Carry less. Carry as little in your backpack as possible. Over the course of your hours-long hike, a light backpack can weigh a lot more than you'd think!
Bring along plenty of food and water. Calorie and protein-dense foods (like protein or energy bars) will be your best friend on this trip, and consider bringing along sports drinks and electrolyte water for any hike longer than 3 or 4 hours.
Get your permit. If you're planning an overnight hike, you MUST get a permit. The Grand Canyon only allows for a certain number of overnight hikes. Apply for the permit months in advance! (Note: Day hikers pay an entrance fee, but don't need a permit.)
Plan the route. Don't stray off the beaten path (danger is all around), but stick on the hiking trail. Consult a local guide if you don't know the best routes.
Take a walkie talkie. Vitally important on long hikes is a way to stay in touch with communication services should things go wrong. Read up in advance about walkie talkie reviews.
Remember: Leave No Trace. Take all your trash with you, stay on the trails, and don't carry away any natural items you find--no matter how awesome.
Here's what you need to do buy in anticipation of the trip:
Sturdy, lightweight hiking shoes with a thick tread
Camelbak or similar hydration system
GPS devices/electronic compass
Water filtration and purification system/tablets/Steripen
Hiking poles (they may look goofy, but they may save your life!)
Durable, comfortable backpack
Electrolyte powder/salt pills
Here's how to prepare your body to tackle the Grand Canyon hiking trails:
Take up Hot Yoga -- A few weeks of Bikram Yoga will help you prepare physically and mentally for the brutal heat in the Grand Canyon. If you can't sweat it out through a few Hot Yoga sessions, you won't survive a hike in the Grand Canyon.
Hit the Cardio Hard -- And we're not talking low-intensity or steady-state exercise, but proper High Intensity exercise (sprinting, running, fast cycling, etc.). Spend a few months pushing your heart using HIIT training in preparation for your Grand Canyon hike. You'll be glad you did--not just because it strengthened your legs, but because it enabled your heart to keep up with the reduced oxygen.

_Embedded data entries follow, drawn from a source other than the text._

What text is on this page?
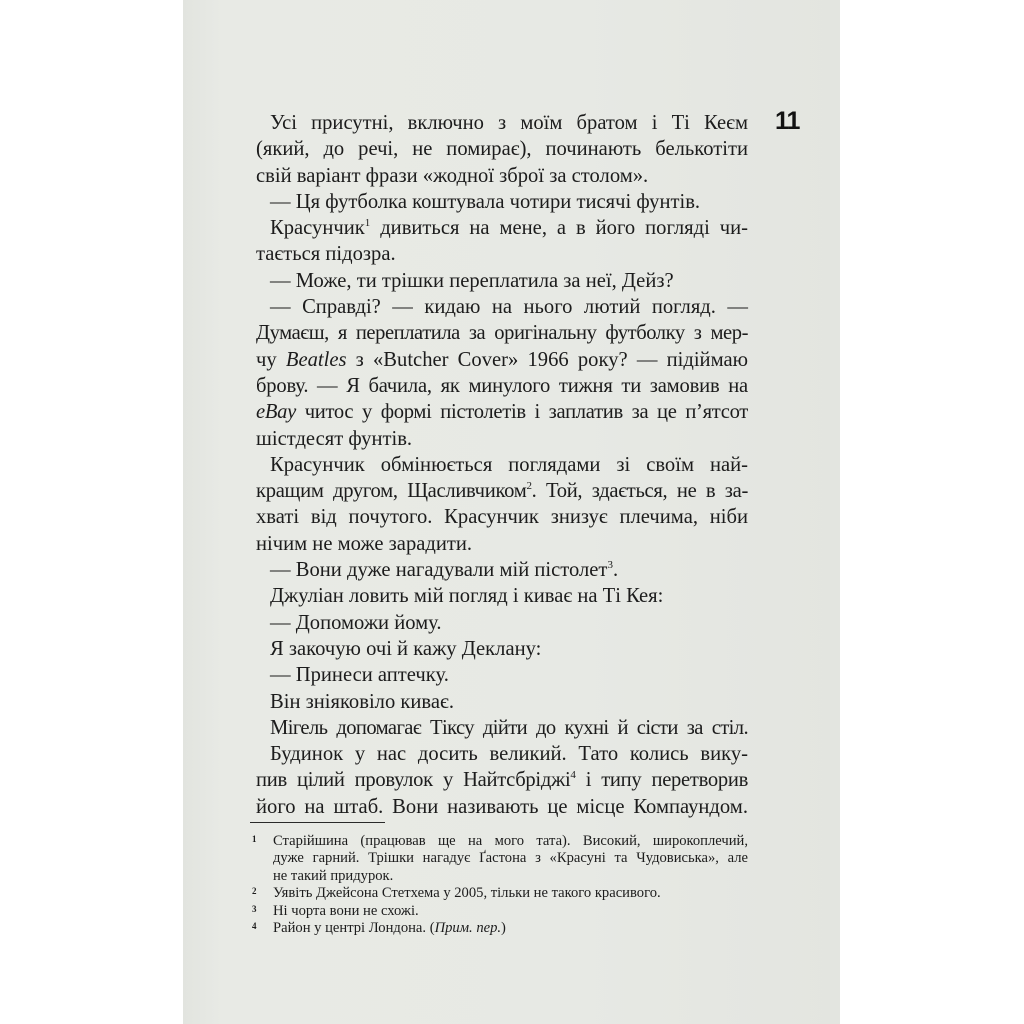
11
Усі присутні, включно з моїм братом і Ті Кеєм
(який, до речі, не помирає), починають белькотіти
свій варіант фрази «жодної зброї за столом».
— Ця футболка коштувала чотири тисячі фунтів.
Красунчик$^1$ дивиться на мене, а в його погляді чи-
тається підозра.
— Може, ти трішки переплатила за неї, Дейз?
— Справді? — кидаю на нього лютий погляд. —
Думаєш, я переплатила за оригінальну футболку з мер-
чу Beatles з «Butcher Cover» 1966 року? — підіймаю
брову. — Я бачила, як минулого тижня ти замовив на
eBay читос у формі пістолетів і заплатив за це п’ятсот
шістдесят фунтів.
Красунчик обмінюється поглядами зі своїм най-
кращим другом, Щасливчиком$^2$. Той, здається, не в за-
хваті від почутого. Красунчик знизує плечима, ніби
нічим не може зарадити.
— Вони дуже нагадували мій пістолет$^3$.
Джуліан ловить мій погляд і киває на Ті Кея:
— Допоможи йому.
Я закочую очі й кажу Деклану:
— Принеси аптечку.
Він зніяковіло киває.
Мігель допомагає Тіксу дійти до кухні й сісти за стіл.
Будинок у нас досить великий. Тато колись вику-
пив цілий провулок у Найтсбріджі$^4$ і типу перетворив
його на штаб. Вони називають це місце Компаундом.
1 Старійшина (працював ще на мого тата). Високий, широкоплечий,
дуже гарний. Трішки нагадує Ґастона з «Красуні та Чудовиська», але
не такий придурок.
2 Уявіть Джейсона Стетхема у 2005, тільки не такого красивого.
3 Ні чорта вони не схожі.
4 Район у центрі Лондона. (Прим. пер.)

Strengthen Your Legs -- The muscles in your thighs, hamstrings, and glutes are going to be doing most of the work on your hike, so work out your legs at least two or three times a week in the months leading up to the hike. Do it with:
Treadmill on a serious incline
And do all of your training with a backpack weighing at least 15 pounds!
Follow this advice, and you'll make it through your Grand Canyon National Park hike safe and sound.